MANILA, 1 October — The Philippines has no choice but to lessen its dependence on investments from the United States, its number one trade partner, and must start diversifying its investment portfolio and looking for other foreign investors. This, in essence, is the message delivered by Secretary Manuel Roxas II before members of the Makati Business Club recently. He said government agencies are now working together to reduce the cost of doing business in the Philippines.
To remain competitive in the region, the Philippines must offer highly attractive investment perks, Roxas said. He said the government is modifying the incentives structure to make the country a priority area once again for foreign investors.
While the government tries to lure foreign capital into the country, it must at the same time focus on the domestic economy especially in light of the economic slowdown in the United States and Japan, the trade secretary said. President Gloria Macapagal Arroyo, he said, wants to ensure the implementation of key infrastructure projects that could help turn the wheels of the Philippine economy. The projects mentioned include the completion of the world-class Batangas Port, the extension of the Light Rail Transit system to provinces south of Metro Manila, another train system project to the north of Metro Manila, and the Malampaya natural gas project. The government has lined up other big infrastructure projects that could help stimulate the economy in case foreign investments dry up this year. For example, the Bases Conversion Development Authority (BCDA) recently signed a 42 billion yen (about 18 billion pesos) loan agreement with the Japan Bank for International Cooperation (JBIC) to finance a road network project that would connect the Subic Bay Freeport and the Clark Special Economic Zone. Subic and Clark are two of the country’s booming industrial areas. The construction of the 89-kilometer four-lane expressway is expected to bring economic growth not only in the two industrial areas but also for the rest of Central Luzon. The road network will directly affect four provinces and three cities.
Perhaps seeing something in the country that other investors failed to see, Rolls-Royce Plc opened last week an aero repair and overhaul facility in Clark Special Economic Zone to service commercial and military customers. “This venture in the Philippines provides a focal point for special aero engine maintenance in this important growth region. We are confident that this facility will attract new business in the short term,” said Ian Lloyd, managing director, Rolls-Royce Aero Repair and Overhaul Division, during the opening ceremonies.
A Japanese car company also bucked the trend. While other foreign investors choose to wait for the investment horizon to clear, Honda Motor Co. Ltd. showed its confidence in the country by establishing a new plant. The chairman of Honda Motor recently called on President Arroyo to personally convey the good news.
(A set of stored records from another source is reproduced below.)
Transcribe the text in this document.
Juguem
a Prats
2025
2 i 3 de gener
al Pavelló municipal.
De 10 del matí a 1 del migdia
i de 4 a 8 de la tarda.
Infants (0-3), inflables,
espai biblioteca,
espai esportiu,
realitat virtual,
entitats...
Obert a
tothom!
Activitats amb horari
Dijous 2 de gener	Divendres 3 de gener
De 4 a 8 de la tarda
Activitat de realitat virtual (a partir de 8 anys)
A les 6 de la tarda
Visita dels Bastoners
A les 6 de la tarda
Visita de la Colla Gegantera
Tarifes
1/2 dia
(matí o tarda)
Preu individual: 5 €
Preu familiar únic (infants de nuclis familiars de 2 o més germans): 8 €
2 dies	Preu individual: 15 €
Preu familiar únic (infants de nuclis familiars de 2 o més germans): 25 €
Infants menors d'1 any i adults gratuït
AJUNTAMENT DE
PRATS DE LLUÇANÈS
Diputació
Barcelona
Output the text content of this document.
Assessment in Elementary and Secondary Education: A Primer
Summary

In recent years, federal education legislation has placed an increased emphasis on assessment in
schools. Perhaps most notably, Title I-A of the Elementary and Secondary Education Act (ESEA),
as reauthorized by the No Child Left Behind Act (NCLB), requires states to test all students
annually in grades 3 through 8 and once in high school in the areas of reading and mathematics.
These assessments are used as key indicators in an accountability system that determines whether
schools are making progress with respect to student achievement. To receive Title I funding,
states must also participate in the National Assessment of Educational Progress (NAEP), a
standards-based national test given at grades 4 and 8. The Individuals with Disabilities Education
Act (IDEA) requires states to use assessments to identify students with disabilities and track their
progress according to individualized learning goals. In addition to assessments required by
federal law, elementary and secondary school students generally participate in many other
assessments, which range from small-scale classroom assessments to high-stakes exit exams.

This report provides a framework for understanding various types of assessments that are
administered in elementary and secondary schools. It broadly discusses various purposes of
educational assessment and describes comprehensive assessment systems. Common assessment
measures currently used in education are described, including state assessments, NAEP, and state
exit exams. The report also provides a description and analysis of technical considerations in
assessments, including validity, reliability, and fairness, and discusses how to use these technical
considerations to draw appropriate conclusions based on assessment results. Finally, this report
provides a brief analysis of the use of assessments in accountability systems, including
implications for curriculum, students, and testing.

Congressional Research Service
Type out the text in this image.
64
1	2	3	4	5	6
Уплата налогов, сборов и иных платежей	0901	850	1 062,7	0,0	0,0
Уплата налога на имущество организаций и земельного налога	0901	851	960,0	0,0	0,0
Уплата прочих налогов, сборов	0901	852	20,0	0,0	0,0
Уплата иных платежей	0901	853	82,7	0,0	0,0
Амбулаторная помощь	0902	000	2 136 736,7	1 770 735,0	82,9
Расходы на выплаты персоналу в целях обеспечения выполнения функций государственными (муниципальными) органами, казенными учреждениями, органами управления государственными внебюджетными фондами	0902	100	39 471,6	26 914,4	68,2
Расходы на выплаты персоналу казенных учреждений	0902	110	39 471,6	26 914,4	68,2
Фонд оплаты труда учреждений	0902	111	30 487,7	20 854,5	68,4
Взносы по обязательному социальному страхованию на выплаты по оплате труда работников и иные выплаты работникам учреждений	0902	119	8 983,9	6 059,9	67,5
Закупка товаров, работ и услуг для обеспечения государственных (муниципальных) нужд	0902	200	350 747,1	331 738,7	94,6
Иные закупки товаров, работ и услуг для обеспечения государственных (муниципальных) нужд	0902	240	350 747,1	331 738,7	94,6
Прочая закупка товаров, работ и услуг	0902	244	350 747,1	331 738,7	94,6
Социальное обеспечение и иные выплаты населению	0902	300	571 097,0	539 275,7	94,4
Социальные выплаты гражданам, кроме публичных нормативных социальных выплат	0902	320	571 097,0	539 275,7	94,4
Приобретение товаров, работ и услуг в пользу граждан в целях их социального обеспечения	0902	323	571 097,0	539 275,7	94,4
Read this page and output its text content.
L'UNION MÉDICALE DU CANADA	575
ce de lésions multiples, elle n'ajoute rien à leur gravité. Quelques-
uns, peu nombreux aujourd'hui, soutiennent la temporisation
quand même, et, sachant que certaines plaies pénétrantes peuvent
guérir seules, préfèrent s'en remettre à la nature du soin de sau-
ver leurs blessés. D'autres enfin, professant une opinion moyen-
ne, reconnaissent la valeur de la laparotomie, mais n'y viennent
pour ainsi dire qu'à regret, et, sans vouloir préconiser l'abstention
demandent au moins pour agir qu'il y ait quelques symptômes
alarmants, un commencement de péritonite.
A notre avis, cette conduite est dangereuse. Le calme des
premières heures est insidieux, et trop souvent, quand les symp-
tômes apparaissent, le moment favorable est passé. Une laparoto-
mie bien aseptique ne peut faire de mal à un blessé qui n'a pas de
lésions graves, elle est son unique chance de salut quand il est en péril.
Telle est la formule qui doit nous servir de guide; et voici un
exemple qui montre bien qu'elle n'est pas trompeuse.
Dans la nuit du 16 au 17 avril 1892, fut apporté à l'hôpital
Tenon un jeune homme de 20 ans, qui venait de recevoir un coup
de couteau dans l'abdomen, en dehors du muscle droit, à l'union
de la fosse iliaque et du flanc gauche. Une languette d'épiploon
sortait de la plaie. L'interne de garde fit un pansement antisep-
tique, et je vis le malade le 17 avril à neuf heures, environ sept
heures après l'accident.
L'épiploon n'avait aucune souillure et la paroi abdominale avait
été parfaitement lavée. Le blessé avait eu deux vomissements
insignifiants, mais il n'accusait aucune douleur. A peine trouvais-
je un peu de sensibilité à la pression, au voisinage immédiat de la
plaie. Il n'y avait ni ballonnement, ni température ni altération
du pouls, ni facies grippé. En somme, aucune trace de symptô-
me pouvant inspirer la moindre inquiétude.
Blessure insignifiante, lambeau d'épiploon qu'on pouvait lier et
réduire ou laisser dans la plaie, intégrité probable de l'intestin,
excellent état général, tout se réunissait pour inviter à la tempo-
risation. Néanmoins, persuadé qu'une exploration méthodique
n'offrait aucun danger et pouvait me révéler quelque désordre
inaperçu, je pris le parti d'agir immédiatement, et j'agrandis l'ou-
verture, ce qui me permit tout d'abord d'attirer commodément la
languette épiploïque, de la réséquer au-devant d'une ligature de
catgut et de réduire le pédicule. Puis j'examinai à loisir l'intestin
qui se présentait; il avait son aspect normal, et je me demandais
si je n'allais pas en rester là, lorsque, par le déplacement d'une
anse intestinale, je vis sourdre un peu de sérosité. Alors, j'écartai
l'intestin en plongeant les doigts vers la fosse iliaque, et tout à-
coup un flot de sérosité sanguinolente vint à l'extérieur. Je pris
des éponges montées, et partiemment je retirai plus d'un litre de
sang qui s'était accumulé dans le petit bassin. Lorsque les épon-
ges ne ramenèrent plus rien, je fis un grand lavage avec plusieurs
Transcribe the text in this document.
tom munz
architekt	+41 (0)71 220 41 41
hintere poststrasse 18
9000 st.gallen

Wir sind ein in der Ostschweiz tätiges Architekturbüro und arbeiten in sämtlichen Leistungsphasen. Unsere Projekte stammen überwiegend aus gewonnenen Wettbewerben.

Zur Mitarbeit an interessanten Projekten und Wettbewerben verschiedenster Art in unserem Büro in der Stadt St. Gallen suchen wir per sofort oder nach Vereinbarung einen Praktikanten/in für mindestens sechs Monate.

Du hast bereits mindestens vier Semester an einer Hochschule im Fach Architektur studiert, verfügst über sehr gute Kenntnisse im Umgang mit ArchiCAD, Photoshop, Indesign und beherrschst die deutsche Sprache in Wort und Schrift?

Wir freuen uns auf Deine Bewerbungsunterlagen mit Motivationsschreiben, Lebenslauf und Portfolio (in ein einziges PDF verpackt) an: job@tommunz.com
The carmaker will make the Philippines the center of its transmission manufacturing operations for export to countries in Asia. Honda will produce about 40,000 transmission units beginning next year.
Development projects for other areas are also in place. Despite the peace and order problems in southern Philippines, the government announced it would start shortly the rehabilitation of the Maharlika Highway in the Surigao-Agusan-Compostela Valley-Davao route. The project, which covers 424 kilometers, will cost about 8.5 billion pesos. The Japan Bank for International Cooperation will fund this project. Upon completion, the road network is expected to improve commerce and trade in the area. The government also hopes to attract tourism investments in Mindanao.
Thanks to President Arroyo’s recent state visit to Japan, these projects could be implemented despite the global economic slowdown. More assuring is the support being extended by the Nippon Export and Investment Insurance of Japan, which agreed to guarantee and act as issue manager of $500 million worth of 10-year bonds the government intends to issue next month. Monetary officials said the government decided to tap the Japanese bond market because of the prevailing uncertainty in the US market. They said the proceeds of the transaction would partly finance the national government’s budget for 2002.
As this developed, US-based investment bank JP Morgan has urged the government to proceed with its planned road show in the United States to attract investors. However, Finance Secretary Jose Isidro Camacho is cool to the idea “because the people we are supposed to meet are probably still distracted by what happened (in New York and Washington).”